Multidimensional interferometric photoelectron spectroscopy with extreme ultraviolet photons

Introduction

Photochemical reactions are the central driving force in nature and in sustainable technologies. Understanding photochemical reactions on the quantum level is thus a primary goal in science. However, this task remains a major experimental and theoretical challenge even on the single-molecule level due to the involved ultrafast time scales, predominantly nonradiative processes, and strongly coupled degrees of freedom.

Need for Advanced Methods

Methods are needed that provide a gap-less view on the molecular mechanisms with the necessary sensitivity and selectivity to uncover and disentangle the participating reaction pathways. In this project, we will for the first time establish ultrafast multidimensional extreme ultraviolet (XUV) photoelectron spectroscopy to solve this problem.

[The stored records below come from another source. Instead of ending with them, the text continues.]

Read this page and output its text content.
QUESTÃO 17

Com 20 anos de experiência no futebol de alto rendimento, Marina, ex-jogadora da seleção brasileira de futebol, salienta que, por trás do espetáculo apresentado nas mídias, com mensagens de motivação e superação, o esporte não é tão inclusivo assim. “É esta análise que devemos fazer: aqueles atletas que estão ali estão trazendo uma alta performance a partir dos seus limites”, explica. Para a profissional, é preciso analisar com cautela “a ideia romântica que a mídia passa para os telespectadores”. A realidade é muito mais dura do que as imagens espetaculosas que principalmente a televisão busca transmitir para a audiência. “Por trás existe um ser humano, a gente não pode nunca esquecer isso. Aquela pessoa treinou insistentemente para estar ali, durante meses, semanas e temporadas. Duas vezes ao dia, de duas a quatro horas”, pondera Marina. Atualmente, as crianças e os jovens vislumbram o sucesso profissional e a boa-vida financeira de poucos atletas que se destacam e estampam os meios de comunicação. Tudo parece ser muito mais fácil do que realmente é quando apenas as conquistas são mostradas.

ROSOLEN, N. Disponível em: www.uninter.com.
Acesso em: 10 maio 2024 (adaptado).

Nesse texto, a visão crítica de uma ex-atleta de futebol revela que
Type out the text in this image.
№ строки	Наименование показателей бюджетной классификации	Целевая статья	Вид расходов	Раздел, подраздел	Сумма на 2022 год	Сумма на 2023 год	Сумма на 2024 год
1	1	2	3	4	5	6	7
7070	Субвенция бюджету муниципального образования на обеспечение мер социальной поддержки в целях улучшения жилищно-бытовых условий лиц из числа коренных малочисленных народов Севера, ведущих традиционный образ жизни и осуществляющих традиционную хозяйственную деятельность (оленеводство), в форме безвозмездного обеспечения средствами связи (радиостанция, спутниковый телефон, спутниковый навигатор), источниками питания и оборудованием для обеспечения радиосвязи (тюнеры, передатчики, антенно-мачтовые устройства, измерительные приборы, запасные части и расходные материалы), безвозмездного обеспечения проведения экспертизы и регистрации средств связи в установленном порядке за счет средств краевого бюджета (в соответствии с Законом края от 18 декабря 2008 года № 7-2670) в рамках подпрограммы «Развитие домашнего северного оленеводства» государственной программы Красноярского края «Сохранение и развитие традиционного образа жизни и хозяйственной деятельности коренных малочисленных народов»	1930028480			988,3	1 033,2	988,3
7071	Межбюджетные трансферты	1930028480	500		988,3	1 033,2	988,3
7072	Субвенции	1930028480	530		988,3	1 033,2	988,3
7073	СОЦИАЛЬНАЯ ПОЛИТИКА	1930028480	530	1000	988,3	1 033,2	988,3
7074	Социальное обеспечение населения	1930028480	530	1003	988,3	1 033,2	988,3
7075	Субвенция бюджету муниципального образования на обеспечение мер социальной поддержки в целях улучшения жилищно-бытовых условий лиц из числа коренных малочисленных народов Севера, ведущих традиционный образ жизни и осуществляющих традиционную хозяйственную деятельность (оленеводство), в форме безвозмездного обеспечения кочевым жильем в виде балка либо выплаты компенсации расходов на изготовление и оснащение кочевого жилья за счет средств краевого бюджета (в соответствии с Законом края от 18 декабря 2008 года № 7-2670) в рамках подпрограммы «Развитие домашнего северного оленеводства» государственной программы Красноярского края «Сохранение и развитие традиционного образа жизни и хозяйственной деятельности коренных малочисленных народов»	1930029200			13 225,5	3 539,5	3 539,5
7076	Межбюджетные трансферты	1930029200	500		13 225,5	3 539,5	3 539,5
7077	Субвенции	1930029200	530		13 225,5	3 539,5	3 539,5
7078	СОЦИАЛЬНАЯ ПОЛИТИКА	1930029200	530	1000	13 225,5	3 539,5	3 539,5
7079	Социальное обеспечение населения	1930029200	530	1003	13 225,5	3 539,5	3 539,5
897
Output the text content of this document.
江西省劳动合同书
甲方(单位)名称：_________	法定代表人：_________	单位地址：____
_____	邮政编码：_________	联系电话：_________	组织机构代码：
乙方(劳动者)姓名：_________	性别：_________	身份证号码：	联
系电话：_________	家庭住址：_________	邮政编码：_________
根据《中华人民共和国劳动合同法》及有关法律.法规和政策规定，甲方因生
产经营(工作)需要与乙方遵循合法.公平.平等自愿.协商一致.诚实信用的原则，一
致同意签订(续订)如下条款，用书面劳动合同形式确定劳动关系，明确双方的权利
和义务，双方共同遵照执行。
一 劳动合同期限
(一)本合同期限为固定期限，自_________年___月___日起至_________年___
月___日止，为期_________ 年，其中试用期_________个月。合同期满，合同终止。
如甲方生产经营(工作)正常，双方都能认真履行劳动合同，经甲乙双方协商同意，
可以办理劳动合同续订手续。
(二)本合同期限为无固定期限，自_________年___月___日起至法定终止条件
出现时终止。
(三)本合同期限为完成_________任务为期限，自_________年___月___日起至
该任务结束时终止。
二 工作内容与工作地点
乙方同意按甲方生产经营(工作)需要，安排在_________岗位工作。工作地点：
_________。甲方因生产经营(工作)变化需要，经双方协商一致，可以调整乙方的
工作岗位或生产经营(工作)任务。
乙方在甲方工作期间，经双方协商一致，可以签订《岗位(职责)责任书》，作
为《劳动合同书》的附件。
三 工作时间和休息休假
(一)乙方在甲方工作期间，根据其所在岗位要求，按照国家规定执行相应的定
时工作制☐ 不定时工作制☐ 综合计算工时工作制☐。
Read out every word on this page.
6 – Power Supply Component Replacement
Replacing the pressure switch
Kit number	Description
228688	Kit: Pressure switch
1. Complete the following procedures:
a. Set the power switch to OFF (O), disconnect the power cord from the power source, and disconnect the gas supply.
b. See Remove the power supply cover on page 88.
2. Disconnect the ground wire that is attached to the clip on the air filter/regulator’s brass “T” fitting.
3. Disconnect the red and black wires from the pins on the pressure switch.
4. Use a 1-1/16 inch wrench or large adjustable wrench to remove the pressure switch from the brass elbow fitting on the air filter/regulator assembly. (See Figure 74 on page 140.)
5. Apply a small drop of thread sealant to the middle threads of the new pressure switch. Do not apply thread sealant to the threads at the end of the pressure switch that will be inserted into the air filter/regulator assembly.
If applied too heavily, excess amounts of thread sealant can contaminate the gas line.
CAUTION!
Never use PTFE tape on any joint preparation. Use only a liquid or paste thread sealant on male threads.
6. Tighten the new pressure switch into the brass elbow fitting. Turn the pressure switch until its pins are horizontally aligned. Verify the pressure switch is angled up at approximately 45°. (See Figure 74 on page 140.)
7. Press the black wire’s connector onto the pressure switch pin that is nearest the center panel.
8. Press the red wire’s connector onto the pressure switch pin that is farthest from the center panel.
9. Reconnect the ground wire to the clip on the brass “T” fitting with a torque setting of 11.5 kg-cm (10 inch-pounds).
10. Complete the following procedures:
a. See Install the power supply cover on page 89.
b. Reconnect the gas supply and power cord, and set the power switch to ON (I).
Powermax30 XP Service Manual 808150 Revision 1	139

Capabilities of the New Method

This method is capable of mapping photochemical processes with unprecedented spectro-temporal resolution along the entire reaction coordinate, while unraveling otherwise degenerate pathways in multidimensional correlation maps. This becomes possible with the unique combination of concepts from coherent multidimensional spectroscopy with femto to attosecond XUV light sources and photoelectron spectroscopy.

Investigative Approach

As spectroscopic probes, well-controlled model systems will be investigated, ranging from isolated, cold molecules and molecular complexes to individual species embedded in tailored nano-cluster environments.

Project Goals

The proposed project will:

1. Establish laboratory-based high-resolution XUV photoelectron spectroscopy as a widely accessible alternative to experiments at synchrotron and free-electron-laser facilities.
2. Introduce the concept of coherent multidimensional photoelectron spectroscopy.
3. Develop new theoretical analysis methods of transient multidimensional photoelectron data.
4. Resolve the details of fundamental intra- and intermolecular photochemical processes including elusive non-adiabatic and quantum coherence mechanisms.
5. Elucidate the role of tailored environments in molecular dynamics.